The GBP/USD pair is seen moving back and forth in a 30-pips narrow range, as the bears consolidate sharp losses incurred on the back of hawkish Fed Yellen’s testimony before the Senate Banking Committee. Yellen noted that it would be appropriate to hike rates in the upcoming months and that every meeting is a ‘live’ one.
The dollar is expected to gain in strength more and more during the course of this week. The reason for the dollar strength to return has been the focus shift of the markets from Trump towards the Fed. In fact, we had expected the markets to focus on the Fed and hence be dollar bullish much earlier but ever since the beginning of the year, the market had been so obsessed with Trump and his policies that it had failed to notice the more important aspect of a strengthening US economy and the rate hikes that were proposed.

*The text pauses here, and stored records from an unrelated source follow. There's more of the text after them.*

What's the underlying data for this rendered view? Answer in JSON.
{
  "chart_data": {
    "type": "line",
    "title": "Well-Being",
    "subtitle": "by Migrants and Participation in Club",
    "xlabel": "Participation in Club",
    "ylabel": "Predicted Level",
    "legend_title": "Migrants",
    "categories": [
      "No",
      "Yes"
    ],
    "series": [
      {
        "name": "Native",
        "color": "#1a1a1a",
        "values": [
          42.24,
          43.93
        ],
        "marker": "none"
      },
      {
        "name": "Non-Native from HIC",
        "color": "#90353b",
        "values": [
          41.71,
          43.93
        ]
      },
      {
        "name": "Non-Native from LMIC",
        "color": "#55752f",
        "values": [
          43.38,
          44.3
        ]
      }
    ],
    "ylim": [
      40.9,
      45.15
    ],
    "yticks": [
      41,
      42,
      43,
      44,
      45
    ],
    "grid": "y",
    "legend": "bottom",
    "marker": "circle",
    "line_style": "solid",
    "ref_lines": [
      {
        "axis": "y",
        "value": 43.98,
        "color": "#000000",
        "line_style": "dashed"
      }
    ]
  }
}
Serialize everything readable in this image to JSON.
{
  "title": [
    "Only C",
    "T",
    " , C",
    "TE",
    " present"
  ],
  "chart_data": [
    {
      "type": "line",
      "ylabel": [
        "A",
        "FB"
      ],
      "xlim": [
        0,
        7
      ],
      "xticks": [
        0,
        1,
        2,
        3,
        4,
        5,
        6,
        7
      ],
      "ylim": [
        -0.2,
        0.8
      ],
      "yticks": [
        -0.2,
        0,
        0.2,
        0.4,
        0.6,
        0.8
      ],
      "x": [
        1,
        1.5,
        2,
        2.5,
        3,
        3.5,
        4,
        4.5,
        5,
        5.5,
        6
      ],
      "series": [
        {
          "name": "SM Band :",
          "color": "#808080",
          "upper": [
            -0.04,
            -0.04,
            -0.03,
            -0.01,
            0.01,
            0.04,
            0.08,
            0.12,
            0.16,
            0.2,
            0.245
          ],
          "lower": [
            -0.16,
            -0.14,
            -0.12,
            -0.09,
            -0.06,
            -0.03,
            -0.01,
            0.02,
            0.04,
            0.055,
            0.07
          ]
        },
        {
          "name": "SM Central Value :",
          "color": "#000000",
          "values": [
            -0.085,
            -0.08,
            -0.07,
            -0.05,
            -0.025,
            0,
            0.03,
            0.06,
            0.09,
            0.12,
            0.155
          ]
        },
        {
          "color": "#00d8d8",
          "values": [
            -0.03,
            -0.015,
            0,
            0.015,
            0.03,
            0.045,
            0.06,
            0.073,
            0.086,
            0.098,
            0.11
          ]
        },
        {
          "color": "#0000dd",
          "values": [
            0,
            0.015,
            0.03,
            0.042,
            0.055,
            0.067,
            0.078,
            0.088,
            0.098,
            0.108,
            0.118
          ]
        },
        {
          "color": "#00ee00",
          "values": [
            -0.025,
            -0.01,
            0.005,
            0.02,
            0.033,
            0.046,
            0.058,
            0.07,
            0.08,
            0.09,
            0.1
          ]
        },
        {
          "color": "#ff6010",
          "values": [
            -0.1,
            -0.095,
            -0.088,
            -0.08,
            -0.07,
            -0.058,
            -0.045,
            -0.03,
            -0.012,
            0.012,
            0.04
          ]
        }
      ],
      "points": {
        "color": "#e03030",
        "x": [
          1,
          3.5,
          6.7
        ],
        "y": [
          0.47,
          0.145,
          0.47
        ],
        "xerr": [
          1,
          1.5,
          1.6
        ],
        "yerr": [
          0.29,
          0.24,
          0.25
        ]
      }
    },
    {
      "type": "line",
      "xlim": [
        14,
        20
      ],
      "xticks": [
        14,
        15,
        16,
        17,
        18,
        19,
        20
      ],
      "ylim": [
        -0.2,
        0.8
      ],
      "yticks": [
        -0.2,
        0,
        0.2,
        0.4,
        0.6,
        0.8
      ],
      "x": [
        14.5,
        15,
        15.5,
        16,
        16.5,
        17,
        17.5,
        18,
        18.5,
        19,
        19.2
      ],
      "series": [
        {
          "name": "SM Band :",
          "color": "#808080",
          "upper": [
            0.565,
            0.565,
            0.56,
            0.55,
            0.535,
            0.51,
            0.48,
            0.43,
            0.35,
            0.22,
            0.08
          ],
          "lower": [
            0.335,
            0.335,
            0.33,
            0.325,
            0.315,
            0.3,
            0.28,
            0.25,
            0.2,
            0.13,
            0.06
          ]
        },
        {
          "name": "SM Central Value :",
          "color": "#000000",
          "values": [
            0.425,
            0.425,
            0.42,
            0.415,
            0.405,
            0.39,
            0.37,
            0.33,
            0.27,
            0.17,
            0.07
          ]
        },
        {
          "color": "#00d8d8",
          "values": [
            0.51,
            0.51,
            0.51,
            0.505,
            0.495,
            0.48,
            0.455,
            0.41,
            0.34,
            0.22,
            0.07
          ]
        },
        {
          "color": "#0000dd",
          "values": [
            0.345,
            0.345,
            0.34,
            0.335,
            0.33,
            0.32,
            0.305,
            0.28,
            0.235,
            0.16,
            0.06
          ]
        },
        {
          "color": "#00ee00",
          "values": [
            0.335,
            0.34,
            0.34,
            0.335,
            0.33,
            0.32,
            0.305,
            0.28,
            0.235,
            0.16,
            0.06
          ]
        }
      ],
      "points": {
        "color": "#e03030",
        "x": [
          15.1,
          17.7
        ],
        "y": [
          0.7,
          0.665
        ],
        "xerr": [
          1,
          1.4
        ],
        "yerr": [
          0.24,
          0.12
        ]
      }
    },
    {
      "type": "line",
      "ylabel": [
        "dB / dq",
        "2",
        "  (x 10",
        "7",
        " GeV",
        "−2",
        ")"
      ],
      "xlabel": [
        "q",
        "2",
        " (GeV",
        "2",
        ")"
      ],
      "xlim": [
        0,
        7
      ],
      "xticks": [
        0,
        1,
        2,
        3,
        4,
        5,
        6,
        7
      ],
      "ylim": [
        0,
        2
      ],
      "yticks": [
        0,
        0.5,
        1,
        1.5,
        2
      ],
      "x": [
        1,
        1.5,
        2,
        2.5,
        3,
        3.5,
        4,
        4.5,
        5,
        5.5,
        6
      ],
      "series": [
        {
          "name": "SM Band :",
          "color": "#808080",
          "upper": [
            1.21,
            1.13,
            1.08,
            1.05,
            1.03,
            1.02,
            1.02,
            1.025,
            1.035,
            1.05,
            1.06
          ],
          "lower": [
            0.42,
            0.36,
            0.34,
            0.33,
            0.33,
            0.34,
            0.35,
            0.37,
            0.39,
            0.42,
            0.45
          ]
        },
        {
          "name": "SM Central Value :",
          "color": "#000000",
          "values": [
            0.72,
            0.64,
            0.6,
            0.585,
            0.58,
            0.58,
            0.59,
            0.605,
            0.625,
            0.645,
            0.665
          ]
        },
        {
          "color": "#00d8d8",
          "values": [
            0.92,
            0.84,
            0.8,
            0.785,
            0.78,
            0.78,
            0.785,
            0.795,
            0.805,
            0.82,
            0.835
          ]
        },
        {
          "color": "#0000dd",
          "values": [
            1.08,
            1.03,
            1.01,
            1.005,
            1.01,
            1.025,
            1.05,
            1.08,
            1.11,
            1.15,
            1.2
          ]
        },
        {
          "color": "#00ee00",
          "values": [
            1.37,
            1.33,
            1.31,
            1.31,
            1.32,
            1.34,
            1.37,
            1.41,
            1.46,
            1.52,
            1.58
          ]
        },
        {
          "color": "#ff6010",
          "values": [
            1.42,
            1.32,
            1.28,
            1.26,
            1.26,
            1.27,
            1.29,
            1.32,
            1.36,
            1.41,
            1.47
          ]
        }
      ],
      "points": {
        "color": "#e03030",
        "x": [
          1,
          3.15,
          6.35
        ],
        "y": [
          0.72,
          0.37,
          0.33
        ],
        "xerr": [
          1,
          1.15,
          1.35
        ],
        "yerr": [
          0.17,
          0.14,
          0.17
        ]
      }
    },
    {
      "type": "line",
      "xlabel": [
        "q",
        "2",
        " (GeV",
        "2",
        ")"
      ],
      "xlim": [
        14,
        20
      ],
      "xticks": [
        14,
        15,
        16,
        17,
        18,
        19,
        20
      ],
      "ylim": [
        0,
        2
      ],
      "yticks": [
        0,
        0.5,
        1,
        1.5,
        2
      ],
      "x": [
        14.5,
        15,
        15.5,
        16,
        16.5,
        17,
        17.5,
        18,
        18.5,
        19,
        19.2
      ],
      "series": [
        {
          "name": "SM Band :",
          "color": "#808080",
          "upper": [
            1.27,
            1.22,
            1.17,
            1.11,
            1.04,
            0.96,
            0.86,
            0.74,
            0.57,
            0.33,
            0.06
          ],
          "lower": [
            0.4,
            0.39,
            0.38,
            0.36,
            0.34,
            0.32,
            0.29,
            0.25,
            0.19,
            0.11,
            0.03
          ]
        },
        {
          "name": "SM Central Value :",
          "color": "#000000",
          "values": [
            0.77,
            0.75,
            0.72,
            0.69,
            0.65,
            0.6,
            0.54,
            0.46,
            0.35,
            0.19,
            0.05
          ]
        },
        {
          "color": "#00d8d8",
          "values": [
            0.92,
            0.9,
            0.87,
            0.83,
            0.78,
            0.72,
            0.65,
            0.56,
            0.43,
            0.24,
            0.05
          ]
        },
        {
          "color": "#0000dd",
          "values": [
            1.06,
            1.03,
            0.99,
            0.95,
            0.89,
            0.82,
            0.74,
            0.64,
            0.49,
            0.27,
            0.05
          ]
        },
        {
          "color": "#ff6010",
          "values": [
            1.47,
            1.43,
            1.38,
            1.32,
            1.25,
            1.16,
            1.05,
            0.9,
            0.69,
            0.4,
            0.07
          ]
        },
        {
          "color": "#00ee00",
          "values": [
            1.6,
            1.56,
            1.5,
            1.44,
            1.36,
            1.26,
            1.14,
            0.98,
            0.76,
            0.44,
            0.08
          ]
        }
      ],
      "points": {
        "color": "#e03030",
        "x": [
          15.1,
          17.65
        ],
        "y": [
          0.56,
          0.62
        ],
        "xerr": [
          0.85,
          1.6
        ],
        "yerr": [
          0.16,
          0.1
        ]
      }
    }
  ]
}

GBP/USD Levels to consider
At, 1.2457, the upside barriers are lined up at 1.2483/96 (5-DMA), 1.2528 (20-DMA) and 1.2550 (round figure). While supports are aligned at 1.2417 (100-DMA) and 1.2400 (zero figure) and below that at 1.2379 (50-DMA).
Upcoming Economic Events
Looking ahead to today, we have a host of data from the UK and the US which should keep the traders busy. We have the average earnings and claimant count change data from the UK and the CPI and Retail sales data from the US. We also have part 2 of the Yellen Testimony which should cause a lot of volatility in the markets.